+5
5 Ocak ^ saat: 16 ^ Yürüyüş Yolu
Ben ve diğerleriyle beraber dersten çıkmış yürüyorduk. Güneş bize bugün az da olsa yüzünü göstermeyi ihmal etmemişti. Orta bahçede Esra ile olan konuşmamız benim aklımdakileri başka boyutlara taşımıştı. Betülün elimi biraz sıkması beni kendime getirdi.
- neyin var?
+ yok bir şey.
- kendinde değilsin.
+ Yok bir şey dedim ya.
Betül cevap vermedi. Yürümeye devam ediyorduk. Diğerleri konuşmuyorlardı. Neslihan kağıdın ona geldiği günden beri tedirgin ve biraz da olsa agresif bir hal almıştı. Bir yandan acıyordum kendisine.

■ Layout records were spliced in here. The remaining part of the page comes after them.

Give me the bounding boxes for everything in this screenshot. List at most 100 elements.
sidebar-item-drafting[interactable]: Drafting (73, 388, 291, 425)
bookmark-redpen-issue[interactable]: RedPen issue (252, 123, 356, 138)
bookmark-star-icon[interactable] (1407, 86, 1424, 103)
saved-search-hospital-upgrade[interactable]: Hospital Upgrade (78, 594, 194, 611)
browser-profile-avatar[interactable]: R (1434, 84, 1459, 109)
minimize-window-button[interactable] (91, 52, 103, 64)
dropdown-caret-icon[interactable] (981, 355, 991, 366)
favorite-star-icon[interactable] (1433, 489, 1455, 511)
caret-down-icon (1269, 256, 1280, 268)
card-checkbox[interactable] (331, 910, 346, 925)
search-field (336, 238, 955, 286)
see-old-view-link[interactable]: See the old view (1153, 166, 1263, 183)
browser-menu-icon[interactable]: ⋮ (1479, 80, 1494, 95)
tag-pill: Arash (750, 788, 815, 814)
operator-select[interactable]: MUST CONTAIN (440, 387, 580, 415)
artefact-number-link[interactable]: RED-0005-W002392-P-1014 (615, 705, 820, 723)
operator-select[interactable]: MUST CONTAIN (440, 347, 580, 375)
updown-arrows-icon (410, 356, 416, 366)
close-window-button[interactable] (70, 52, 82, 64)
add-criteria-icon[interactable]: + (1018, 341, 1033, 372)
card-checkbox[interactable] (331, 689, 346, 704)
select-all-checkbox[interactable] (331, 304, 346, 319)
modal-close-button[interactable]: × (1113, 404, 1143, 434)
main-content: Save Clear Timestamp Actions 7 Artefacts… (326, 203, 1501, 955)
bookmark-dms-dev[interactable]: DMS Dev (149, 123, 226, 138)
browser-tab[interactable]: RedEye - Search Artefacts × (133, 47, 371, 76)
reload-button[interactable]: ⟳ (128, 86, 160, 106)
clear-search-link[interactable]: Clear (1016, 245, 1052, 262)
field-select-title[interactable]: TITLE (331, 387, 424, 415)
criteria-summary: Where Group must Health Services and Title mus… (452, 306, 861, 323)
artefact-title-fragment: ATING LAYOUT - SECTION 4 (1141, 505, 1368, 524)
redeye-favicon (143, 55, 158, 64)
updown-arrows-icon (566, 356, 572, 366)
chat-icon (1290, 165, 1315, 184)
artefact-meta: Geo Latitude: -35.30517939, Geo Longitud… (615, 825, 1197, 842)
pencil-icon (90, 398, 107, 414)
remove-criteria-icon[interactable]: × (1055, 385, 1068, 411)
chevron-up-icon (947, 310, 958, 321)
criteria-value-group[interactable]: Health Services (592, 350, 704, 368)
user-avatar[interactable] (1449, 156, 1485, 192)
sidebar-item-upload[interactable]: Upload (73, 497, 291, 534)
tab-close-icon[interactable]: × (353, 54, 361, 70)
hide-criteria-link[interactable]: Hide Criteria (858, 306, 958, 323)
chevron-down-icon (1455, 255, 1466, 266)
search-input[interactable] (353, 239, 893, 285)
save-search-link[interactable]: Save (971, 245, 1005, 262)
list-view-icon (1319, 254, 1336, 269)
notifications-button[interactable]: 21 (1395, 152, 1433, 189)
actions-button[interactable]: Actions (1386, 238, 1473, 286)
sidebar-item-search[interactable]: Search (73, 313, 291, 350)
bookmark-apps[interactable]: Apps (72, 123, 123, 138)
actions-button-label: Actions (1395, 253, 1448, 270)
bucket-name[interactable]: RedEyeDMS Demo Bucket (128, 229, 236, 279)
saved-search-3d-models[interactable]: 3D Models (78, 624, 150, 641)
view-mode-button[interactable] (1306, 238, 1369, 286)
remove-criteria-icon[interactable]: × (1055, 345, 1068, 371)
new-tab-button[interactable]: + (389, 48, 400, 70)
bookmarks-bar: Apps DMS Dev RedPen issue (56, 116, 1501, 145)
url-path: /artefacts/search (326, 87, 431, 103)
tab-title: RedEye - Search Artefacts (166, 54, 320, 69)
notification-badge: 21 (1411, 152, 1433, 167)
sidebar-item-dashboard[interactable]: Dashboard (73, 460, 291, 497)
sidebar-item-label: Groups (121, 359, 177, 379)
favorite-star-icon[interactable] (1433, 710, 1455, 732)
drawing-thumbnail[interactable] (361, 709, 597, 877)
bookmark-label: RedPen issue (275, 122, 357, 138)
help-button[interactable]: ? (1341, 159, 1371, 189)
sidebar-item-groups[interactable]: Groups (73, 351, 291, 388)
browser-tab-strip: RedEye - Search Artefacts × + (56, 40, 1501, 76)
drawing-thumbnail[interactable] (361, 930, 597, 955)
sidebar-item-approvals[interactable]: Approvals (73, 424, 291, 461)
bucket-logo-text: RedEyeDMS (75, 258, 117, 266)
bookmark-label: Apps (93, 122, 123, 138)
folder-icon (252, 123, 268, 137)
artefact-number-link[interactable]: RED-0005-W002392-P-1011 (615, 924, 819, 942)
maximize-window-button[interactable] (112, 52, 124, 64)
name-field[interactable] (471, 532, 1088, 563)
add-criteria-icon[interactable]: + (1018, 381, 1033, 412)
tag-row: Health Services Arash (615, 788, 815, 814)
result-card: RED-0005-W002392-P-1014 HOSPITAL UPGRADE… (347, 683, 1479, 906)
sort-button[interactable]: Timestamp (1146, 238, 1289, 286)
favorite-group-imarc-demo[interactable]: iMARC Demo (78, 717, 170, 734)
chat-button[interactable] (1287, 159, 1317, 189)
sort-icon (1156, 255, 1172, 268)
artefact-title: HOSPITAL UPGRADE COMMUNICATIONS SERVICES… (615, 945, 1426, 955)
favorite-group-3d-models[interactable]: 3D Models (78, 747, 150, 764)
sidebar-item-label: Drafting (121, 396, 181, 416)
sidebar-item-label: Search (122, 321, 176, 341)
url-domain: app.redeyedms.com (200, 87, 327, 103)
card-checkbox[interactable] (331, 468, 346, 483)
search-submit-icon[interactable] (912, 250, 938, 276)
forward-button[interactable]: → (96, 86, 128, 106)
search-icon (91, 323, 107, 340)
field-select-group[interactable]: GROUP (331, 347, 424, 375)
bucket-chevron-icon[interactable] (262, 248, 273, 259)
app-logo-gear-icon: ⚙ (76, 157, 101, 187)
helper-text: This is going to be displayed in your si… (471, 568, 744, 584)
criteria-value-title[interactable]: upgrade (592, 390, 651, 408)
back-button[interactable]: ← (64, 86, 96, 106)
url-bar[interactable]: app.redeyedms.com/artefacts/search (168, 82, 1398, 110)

Çarşıya geldiğimizde zaman ilerlemişti biraz. Akşam hazırlığındaydı gök. Güneş gülen yüzünü saklamaya başlamıştı.
Emrah: Limon cafeye mi gitsek?
Elif: iyi olur aslında. Okey oynarız hem
- Olur hadi gidelim.
Elif: Ben Mançoylayım ona göre.
Betül kıskanç bakışlar altında elimi daha bir sıkı tutmaya başladı. Sanki bıraksa kaçacaktım. Elifin bu söylemi onu nasıl kızdırdıysa artık, burnundan soluyordu.